1. YAZARLAR

  2. Fevzi Zülaloğlu

  3. Plastik Tanrılar

Plastik Tanrılar

Ekim 2019A+A-

Köroğlu’ndan hemen sonraydı,

Ve uyuyordu yiğit ruhlar.

Bunu fırsat bildi motorize oldu tanrılar,

Ve Nefha’ya karşı amansız bir savaş başlattılar.

 

Afrika vahiyden yoksundu,

Ve insan kendini unuttu.

Ortalık plastik tanrılarla doluydu,

Ve gemiler kölelerle doluydu.

 

İnsanlar izzetli yaşamayı unuttu,

Ve kalpleri karardı, ayakları kaydı.

Bunu fırsat bildi kibirli tağutlar,

Ve zillet gemisine bindirildi mustazaflar.

 

Meyhaneleri doldurdu gri tanrılar,

Ve Kunta Kinteleri kadehlerine doldurdular.

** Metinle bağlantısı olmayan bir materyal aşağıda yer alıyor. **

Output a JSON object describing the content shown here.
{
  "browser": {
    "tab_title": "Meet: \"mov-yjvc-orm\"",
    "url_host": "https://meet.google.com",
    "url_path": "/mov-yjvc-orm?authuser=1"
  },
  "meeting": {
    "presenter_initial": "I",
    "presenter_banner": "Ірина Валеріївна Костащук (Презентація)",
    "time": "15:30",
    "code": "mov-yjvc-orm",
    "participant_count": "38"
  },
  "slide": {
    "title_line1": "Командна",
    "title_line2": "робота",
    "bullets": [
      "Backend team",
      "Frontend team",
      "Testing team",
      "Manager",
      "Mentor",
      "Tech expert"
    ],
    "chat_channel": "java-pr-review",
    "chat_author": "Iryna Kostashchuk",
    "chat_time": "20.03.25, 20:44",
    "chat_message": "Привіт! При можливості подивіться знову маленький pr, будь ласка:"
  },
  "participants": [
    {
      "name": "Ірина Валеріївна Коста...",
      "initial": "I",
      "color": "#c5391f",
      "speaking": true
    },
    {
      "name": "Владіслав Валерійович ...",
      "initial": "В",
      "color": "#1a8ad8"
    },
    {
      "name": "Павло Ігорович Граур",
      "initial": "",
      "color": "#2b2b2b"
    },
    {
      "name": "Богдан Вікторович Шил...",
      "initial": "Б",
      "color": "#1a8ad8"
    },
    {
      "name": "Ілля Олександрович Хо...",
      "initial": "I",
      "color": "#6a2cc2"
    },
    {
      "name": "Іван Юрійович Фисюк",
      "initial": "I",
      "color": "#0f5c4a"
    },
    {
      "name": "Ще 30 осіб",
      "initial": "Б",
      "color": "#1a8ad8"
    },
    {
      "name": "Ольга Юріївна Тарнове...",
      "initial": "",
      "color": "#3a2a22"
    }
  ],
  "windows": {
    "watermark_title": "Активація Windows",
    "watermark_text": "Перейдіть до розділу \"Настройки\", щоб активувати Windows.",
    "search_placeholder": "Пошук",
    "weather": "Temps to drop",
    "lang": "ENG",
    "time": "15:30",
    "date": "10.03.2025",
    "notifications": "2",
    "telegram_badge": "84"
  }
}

İnsanlar tatile gönderirken akıllarını,

Ve “Yeşile ve öksüze ölüm”den aldı sloganlarını.

 

Sosyalizm, liberalizm mızrakların ucundaydı,

Ve fabrikalar işçilerin mabediydi.

“Çılgınca tüketin, delicesine üretin” diyordu medyumlar,

Ve kendilerini tespih ediyordu çağdaş firavunlar.

 

Patronlar ruhlarını tüketim tanrılarına kurban ettiler,

Ve hazımsızlığı önleme görevini bilime verdiler.

Yılanları yalanlarla doldurdu sihirbazlar,

Ve sihirbazlara karşı tsunami olup karaya vurdu dalgalar.

 

Medyumların çizgi yılanları çocukları zehirliyordu,

Ve habis olan ne varsa raflarda süsleniyordu.

Kapitalizm dini her gün binlerce obez üretiyordu,

Ve kansız cansız kurbanlar evlerinden çıkamıyordu.

 

Medya ve medyumlar göz boyamada yarışıyordu,

Ve ekranlardan akan görüntüler ruhları kirletiyordu.

Caddeler ruhsuz betonlara dönüşmüştü,

Ve üretim tanrıları karayı denizi fesada gömmüştü.

 

Eyyamullah’tan bir gün bir güneş ayet oldu

Ve şehrin öteki ucundan koşarak bir adam geldi.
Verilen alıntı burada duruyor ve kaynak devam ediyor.